Crabb withdraws but 'overwhelmed' by MPs' support

Stephen Crabb MP
Image caption 'Overwhelmed by support' - Stephen Crabb says MPs want his 'one nation' vision to be at the heart of the next government.

A day is a long time in politics, as Harold Wilson might say if he were around today.

Barely 12 hours after Stephen Crabb withdrew from the Conservative leadership race, one of his "best mates" struggled on air to remember his name.

Home Office Minister Mike Penning was being interviewed by John Humphrys on Radio 4's Today.

MP: "When people dropped out, like my good friends, Liam and erm, and er...oh, bear with me, erm, tut.........oh my brain is gone.....when the candidates dropped out yesterday, they automatically came in and supported Theresa from both sides of the party."

JH: "Stephen Crabb was the name you were struggling with."

MP: "Yeah and he's one of my best mates so I'm going to get shot when I get back in a minute...."

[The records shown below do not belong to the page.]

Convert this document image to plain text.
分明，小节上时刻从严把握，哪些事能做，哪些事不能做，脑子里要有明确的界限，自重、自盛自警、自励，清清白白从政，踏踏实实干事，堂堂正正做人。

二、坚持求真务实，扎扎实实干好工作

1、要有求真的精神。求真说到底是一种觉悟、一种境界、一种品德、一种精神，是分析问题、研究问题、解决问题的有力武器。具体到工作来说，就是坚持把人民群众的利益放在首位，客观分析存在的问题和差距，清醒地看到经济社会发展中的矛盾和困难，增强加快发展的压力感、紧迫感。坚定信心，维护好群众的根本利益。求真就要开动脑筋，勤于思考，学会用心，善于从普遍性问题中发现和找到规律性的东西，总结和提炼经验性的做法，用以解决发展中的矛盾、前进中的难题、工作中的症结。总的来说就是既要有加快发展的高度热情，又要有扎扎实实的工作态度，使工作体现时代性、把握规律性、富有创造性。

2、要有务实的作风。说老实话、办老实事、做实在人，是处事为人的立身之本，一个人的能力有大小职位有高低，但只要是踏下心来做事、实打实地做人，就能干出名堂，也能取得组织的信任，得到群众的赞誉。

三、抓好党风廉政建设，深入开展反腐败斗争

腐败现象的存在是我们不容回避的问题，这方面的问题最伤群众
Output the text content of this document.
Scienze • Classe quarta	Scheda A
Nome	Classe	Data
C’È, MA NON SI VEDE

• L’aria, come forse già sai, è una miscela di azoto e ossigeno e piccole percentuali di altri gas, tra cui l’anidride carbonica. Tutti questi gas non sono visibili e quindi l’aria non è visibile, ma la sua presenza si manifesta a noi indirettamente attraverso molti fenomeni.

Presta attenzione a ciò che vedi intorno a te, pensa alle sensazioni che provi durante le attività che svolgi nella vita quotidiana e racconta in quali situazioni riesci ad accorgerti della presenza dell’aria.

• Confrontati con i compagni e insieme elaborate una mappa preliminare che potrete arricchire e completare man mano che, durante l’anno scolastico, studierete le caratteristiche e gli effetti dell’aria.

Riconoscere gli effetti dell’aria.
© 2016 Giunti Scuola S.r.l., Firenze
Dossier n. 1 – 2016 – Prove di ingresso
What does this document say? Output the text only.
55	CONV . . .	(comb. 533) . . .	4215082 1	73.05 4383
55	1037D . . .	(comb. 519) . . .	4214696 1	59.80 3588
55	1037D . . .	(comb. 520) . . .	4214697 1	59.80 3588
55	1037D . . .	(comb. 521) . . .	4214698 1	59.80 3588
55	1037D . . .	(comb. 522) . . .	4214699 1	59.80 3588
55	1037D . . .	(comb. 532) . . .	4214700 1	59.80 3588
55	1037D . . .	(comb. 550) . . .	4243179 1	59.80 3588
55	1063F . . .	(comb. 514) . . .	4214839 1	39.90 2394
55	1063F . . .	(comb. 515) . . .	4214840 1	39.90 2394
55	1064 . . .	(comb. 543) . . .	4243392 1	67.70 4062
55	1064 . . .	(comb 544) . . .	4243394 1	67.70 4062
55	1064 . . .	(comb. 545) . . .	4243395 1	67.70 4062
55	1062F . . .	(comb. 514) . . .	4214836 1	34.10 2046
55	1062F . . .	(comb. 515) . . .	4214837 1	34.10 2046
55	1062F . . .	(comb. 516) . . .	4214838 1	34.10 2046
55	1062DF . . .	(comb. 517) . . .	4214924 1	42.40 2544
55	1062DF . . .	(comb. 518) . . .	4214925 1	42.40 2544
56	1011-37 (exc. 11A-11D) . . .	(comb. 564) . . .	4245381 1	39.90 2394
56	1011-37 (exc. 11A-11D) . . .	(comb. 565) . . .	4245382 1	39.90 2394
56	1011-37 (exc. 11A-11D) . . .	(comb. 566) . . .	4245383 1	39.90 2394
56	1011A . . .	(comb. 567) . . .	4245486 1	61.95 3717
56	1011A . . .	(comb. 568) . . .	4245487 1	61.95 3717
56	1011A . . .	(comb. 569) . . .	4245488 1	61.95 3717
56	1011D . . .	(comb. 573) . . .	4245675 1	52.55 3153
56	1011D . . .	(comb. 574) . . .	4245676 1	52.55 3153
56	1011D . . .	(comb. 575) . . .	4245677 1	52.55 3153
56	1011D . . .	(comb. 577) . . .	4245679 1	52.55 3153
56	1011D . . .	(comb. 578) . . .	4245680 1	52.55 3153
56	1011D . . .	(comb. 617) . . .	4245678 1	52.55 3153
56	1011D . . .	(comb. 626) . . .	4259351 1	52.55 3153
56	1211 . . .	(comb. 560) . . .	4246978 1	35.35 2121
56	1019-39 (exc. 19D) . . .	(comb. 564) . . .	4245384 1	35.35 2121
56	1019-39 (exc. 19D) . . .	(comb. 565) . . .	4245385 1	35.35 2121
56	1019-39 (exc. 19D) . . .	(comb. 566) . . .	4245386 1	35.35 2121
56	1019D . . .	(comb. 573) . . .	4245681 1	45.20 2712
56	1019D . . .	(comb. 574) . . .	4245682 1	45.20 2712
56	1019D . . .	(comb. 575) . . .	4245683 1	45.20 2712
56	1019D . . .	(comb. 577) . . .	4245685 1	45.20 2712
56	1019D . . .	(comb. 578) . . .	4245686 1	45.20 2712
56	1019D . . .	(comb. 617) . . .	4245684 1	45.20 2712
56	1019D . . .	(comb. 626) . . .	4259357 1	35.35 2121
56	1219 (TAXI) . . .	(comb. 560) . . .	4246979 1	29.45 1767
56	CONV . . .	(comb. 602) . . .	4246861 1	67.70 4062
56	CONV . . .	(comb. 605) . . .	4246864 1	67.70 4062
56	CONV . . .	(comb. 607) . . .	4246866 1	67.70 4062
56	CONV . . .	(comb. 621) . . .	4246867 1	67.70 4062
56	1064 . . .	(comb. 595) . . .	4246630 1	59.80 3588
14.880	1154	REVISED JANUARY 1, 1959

JH: "He won't forgive you for that!"

MP: "No, he won't."

I suspect Mr Crabb might be in forgiving mood after winning praise from MPs for his swift withdrawal from a contest in which many suspected he was intent on putting down a marker for a future leadership election.


He told the BBC: "I entered this leadership race with the overriding goal of putting two themes at the heart of the debate - unity for our divided nation and opportunity to tackle disadvantage in particular.

"And I've been overwhelmed by the support I've received from colleagues - those who voted for me today but those who didn't as well, but who made the point to me that they share my one nation vision and they want that one nation vision to be at the heart of the next Conservative government."

He said Theresa May was the only candidate in a position to unite the party and form "a cohesive and strong government".

Mr Crabb said he and Mrs May had spoken since the result of the first ballot was announced but he had neither asked for a job or been offered one.


His leadership bid lasted a week and was bumpy at times - he was forced onto the defensive over his vote against gay marriage - but succeeded in raising his profile and putting forward distinctive ideas.

His - and Sajid Javid's - argument that with borrowing so cheap it would make sense to "borrow to invest" to improve infrastructure is the sort of argument more often found in a Peter Hain book, although neither would thank me for the comparison.

There is an argument that the leadership vacancy came too soon, as he'd only spent "10 minutes" at the big-spending Department for Work and Pensions, and at the wrong time. He might have been more successful in a pitch for the job in opposition or in less turbulent Brexit times.

Mr Crabb sidestepped a question about whether he would stand for the leadership again, but at 43 time is on his side. And he can probably afford to give himself an evening off to watch the Wales semi-final.